After my semester of avoiding a transformation into a were-rat, I applied to a Drosophila melanogaster genetics lab. I liked it so much I stayed for two summers and two full school years, until I graduated. Here are some secrets about Drosophila research that everybody who works in a fly lab knows.
1. You sometimes see flies in your sleep. Yep, it’s true. So many Drosophila researchers who I have spoken with occasionally see them in their sleep. A fellow lab tech called them “fly nightmares”. I wouldn’t say they were exactly nightmares. For me, they were more like dreams where you find yourself counting red or white-eyed flies in your field of view. Just like you spend a lot of time doing when you’re actually in the lab.
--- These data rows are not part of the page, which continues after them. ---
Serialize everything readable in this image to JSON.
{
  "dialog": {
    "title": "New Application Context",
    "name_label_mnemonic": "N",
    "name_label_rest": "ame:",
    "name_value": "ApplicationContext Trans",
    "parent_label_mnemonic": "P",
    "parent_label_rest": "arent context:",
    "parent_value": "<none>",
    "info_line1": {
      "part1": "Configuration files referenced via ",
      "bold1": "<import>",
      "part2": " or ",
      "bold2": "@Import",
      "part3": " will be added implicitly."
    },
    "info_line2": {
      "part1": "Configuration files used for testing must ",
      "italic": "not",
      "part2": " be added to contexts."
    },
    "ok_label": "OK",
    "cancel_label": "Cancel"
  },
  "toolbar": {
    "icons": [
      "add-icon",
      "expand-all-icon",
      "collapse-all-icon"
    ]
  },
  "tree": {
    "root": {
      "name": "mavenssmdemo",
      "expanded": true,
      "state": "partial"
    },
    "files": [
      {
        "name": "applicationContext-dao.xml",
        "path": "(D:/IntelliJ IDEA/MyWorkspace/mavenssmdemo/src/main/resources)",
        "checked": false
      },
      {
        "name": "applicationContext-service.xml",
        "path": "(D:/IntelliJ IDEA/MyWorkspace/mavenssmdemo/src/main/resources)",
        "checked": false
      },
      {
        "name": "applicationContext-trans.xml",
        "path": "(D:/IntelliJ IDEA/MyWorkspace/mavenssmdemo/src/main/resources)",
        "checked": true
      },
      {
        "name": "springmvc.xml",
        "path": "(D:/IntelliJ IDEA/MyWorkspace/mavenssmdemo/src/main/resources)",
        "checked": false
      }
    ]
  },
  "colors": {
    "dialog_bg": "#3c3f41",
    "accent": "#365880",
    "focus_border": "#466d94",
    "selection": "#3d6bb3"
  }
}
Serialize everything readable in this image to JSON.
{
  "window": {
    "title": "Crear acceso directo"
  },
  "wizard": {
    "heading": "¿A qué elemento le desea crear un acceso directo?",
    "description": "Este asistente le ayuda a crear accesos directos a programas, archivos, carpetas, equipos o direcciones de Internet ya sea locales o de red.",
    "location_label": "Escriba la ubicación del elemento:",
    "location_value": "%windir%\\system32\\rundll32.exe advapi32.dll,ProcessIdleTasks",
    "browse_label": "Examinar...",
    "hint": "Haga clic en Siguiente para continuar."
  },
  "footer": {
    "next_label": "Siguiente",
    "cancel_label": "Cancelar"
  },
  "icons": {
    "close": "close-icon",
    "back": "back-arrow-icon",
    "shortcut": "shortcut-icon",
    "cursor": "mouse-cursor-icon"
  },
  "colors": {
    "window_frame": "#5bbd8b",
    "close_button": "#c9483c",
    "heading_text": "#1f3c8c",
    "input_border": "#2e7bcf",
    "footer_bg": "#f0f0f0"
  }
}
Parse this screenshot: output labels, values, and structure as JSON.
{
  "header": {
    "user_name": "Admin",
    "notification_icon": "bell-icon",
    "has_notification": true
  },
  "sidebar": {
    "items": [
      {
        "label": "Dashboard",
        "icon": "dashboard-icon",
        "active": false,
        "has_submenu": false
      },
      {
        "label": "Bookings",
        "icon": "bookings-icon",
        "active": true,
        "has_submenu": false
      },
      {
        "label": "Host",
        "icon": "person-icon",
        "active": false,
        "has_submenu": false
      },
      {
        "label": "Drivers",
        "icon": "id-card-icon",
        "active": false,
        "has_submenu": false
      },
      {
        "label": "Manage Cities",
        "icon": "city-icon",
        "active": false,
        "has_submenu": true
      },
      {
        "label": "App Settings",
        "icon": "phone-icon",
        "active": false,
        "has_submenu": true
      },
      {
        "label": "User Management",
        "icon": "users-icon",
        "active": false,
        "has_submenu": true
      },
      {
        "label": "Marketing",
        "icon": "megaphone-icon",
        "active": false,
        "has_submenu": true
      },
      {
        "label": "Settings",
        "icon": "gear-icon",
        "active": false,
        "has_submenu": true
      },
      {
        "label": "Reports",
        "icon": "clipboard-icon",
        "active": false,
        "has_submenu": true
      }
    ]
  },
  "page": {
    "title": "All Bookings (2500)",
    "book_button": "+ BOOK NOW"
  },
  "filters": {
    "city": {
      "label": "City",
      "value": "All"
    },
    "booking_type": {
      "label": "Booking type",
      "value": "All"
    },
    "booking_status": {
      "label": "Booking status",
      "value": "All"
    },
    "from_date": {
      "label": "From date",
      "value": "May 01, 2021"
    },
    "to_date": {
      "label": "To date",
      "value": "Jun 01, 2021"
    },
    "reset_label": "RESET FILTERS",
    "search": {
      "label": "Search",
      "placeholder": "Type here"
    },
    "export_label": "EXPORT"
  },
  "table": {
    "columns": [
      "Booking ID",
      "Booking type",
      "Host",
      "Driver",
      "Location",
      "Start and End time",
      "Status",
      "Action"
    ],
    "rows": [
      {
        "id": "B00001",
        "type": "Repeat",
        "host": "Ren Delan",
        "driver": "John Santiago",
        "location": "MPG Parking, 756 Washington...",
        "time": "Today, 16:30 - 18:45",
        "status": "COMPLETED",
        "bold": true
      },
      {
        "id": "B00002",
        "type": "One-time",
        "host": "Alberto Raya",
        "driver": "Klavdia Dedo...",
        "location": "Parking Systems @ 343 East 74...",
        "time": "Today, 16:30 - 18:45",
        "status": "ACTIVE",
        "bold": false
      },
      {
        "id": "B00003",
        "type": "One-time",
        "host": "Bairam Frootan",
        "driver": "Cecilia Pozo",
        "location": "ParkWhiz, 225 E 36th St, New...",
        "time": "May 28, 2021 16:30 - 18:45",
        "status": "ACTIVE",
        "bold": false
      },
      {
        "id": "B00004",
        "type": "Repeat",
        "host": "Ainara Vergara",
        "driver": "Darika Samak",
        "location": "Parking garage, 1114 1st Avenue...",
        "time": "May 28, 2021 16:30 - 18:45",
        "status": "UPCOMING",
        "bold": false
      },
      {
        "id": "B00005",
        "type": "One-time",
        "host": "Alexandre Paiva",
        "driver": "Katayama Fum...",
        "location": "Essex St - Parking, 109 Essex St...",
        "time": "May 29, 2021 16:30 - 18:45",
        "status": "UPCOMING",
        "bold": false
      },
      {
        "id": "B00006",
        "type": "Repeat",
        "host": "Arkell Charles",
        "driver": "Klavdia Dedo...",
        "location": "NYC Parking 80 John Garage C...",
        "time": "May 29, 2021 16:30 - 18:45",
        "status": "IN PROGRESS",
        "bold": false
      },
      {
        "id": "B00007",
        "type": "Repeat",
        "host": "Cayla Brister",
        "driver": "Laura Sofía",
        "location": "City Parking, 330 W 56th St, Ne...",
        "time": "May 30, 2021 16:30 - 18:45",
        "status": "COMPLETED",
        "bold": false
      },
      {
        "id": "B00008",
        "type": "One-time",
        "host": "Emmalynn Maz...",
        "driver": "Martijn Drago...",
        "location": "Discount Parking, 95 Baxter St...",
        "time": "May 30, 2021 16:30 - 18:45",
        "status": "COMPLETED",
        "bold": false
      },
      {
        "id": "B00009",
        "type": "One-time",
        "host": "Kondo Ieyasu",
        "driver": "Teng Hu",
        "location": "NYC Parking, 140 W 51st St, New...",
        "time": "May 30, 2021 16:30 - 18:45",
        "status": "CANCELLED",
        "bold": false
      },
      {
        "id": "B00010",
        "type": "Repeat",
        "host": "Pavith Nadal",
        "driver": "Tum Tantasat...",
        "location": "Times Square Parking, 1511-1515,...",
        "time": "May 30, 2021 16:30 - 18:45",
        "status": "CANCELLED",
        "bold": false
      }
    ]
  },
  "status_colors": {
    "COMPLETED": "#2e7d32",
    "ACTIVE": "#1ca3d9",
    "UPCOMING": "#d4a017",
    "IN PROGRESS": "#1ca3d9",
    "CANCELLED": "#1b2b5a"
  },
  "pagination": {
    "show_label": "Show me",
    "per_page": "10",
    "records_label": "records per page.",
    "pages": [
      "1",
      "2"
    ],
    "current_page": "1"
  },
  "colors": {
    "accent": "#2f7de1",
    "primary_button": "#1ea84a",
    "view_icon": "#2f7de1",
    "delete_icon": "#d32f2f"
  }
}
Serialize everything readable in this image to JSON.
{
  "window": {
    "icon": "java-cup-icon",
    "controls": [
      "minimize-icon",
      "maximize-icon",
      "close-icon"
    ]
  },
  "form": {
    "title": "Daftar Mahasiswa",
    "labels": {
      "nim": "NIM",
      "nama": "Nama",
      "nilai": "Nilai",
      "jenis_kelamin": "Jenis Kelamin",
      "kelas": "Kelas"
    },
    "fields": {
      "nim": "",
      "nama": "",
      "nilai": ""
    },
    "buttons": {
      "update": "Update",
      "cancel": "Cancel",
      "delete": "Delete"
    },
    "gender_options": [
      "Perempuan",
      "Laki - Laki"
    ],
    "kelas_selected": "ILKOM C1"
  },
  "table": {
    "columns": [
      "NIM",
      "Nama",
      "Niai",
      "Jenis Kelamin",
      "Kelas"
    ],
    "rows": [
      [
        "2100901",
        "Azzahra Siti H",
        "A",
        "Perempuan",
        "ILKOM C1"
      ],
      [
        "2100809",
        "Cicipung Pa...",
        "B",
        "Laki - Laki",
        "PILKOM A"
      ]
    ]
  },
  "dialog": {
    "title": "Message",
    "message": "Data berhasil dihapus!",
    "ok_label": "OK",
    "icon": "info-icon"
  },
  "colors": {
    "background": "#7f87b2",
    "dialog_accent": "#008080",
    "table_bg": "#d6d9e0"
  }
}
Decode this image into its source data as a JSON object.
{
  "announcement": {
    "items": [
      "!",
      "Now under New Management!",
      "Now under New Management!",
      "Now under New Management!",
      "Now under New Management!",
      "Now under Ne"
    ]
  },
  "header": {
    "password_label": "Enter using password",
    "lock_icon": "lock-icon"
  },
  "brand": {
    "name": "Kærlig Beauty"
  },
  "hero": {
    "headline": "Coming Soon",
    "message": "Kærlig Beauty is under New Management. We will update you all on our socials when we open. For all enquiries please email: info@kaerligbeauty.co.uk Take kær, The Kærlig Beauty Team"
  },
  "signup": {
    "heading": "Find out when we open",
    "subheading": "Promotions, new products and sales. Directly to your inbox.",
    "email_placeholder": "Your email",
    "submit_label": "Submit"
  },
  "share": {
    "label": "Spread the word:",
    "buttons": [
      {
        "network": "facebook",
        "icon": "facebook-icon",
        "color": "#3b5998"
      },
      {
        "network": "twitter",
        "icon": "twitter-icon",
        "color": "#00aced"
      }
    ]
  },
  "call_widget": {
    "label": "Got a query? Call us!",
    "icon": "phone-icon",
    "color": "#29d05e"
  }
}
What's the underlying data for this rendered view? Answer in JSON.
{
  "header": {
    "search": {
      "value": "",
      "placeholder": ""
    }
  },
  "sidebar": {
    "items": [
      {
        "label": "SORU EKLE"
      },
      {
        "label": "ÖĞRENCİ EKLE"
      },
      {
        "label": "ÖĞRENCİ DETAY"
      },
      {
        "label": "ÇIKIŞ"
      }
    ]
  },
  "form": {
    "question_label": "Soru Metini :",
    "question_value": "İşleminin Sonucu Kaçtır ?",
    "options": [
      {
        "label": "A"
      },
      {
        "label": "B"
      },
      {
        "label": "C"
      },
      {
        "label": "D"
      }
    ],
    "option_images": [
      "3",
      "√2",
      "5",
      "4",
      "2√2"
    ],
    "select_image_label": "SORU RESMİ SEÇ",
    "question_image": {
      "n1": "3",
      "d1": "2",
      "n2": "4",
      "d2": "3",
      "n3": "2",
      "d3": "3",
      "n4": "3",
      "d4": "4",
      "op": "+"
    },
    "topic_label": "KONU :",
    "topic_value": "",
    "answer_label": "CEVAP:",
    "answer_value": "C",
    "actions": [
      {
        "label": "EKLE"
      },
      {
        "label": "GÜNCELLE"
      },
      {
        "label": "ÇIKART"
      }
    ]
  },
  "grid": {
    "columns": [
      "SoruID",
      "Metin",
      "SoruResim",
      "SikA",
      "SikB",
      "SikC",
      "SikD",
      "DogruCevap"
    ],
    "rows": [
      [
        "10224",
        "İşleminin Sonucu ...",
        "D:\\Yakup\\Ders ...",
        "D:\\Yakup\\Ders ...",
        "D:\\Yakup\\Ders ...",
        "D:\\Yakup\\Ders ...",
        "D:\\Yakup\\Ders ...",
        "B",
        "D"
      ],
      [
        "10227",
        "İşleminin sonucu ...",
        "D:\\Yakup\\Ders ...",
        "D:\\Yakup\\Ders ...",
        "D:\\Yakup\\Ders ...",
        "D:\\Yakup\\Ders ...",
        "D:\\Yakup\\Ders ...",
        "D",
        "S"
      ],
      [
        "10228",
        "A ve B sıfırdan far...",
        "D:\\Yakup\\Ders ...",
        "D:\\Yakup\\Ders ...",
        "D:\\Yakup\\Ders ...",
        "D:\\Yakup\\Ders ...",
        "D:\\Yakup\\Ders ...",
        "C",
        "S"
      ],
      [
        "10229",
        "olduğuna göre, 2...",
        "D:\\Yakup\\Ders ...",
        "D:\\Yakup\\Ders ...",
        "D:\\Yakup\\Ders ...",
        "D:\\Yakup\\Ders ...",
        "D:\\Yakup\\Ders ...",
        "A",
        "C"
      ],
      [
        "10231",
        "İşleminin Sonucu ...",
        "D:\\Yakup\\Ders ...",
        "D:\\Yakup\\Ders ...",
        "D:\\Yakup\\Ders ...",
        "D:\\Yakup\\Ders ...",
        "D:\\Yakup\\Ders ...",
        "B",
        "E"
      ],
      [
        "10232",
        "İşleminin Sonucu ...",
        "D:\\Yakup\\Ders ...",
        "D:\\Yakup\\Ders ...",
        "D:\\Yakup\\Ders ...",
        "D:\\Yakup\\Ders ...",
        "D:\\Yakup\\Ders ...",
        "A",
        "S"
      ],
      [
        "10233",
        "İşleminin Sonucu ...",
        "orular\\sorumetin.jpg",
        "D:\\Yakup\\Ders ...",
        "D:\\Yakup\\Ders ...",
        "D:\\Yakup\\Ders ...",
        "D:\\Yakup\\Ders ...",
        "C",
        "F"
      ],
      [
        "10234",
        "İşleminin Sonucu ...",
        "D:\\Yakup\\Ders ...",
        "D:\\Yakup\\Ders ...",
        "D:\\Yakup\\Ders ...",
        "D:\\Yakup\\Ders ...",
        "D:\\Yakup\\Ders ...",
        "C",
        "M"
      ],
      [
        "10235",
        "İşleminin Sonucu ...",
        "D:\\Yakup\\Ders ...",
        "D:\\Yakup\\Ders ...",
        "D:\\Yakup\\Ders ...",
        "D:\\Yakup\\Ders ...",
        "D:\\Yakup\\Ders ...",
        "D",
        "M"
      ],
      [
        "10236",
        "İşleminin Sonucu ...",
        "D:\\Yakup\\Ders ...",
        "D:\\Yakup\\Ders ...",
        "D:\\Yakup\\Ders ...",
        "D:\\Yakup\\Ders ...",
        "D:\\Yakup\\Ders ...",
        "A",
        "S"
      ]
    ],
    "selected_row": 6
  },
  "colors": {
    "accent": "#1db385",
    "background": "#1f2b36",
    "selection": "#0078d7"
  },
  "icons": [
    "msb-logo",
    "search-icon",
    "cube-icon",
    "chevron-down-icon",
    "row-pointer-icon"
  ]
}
2. You have to learn how to distinguish between virgin and non-virgin flies. No, they don’t wear little scarlet letter A’s on their thoraxes. Virgin flies are young female flies who are lighter in color than the other older flies and may really only younger by a number of hours. Every morning when I came into lab and every afternoon before leaving, I would “virgin”, meaning I went through the vials with the type of female flies I wanted and look for the young females and save them to mate with the males I also selected. Why do we care about virgin flies? Once female adult flies emerge from their pupae cases, they have a certain number of hours before they will start mating with their brothers or other males in their vial. If you cross a non-virgin female with the desirable males in a new vial, the non-virgin female will produce some offspring that are NOT from the desirable males, which can really mess up your results!
3. Fly experiments require patience and a lot of organization. Organizing my data and keeping track of everything was definitely one of the most challenging parts of working in the fly lab for me.
The life cycle of the fly at room temperature is about 10 days.
Here is a sample experiment timeline:
- Mate approximately 4 virgin females from strain 1 and 9 males from strain 2 on day 0, per vial. Depending on your experiment, you might need about 10 vials, so 40 virgins and around 90 males. They then lay eggs all over the inside of the vials after they mate.
- On day 7, remove the parents so you don’t confuse them with the offspring when they start to emerge.
- On approximately day 10, adult offspring begin to emerge from their pupae cases.
- From these adult offspring, start to collect virgin females each day for the next mating step in the process. Stop collecting before day 20.
- Start the process all over again with the next generation.
So if your experiment requires 3 different generations to produce the fly you want to study, it may take you 30-45 days… and that’s an underestimate!
4. Flies do get everywhere. There are occasional stray flies that can be found wandering around the lab. They do land on you occasionally, but they aren’t annoying like houseflies or crazy giant biting flies on the “Joy-sey” Shore. Drosophila most resemble the tiny tiny fruit flies you see buzzing around the onions at Wegmans. Drosophila are totally harmless. You just get used to it. They do get in your hair and occasionally travel home with you from the lab. Your roommates may strongly dislike that you work in a fly lab. Every once in a while, I’d hear “BETHANY! A FLY AGAIN!” from the other side of my apartment and I knew I had a stowaway.
My reaction: At least they don’t bite.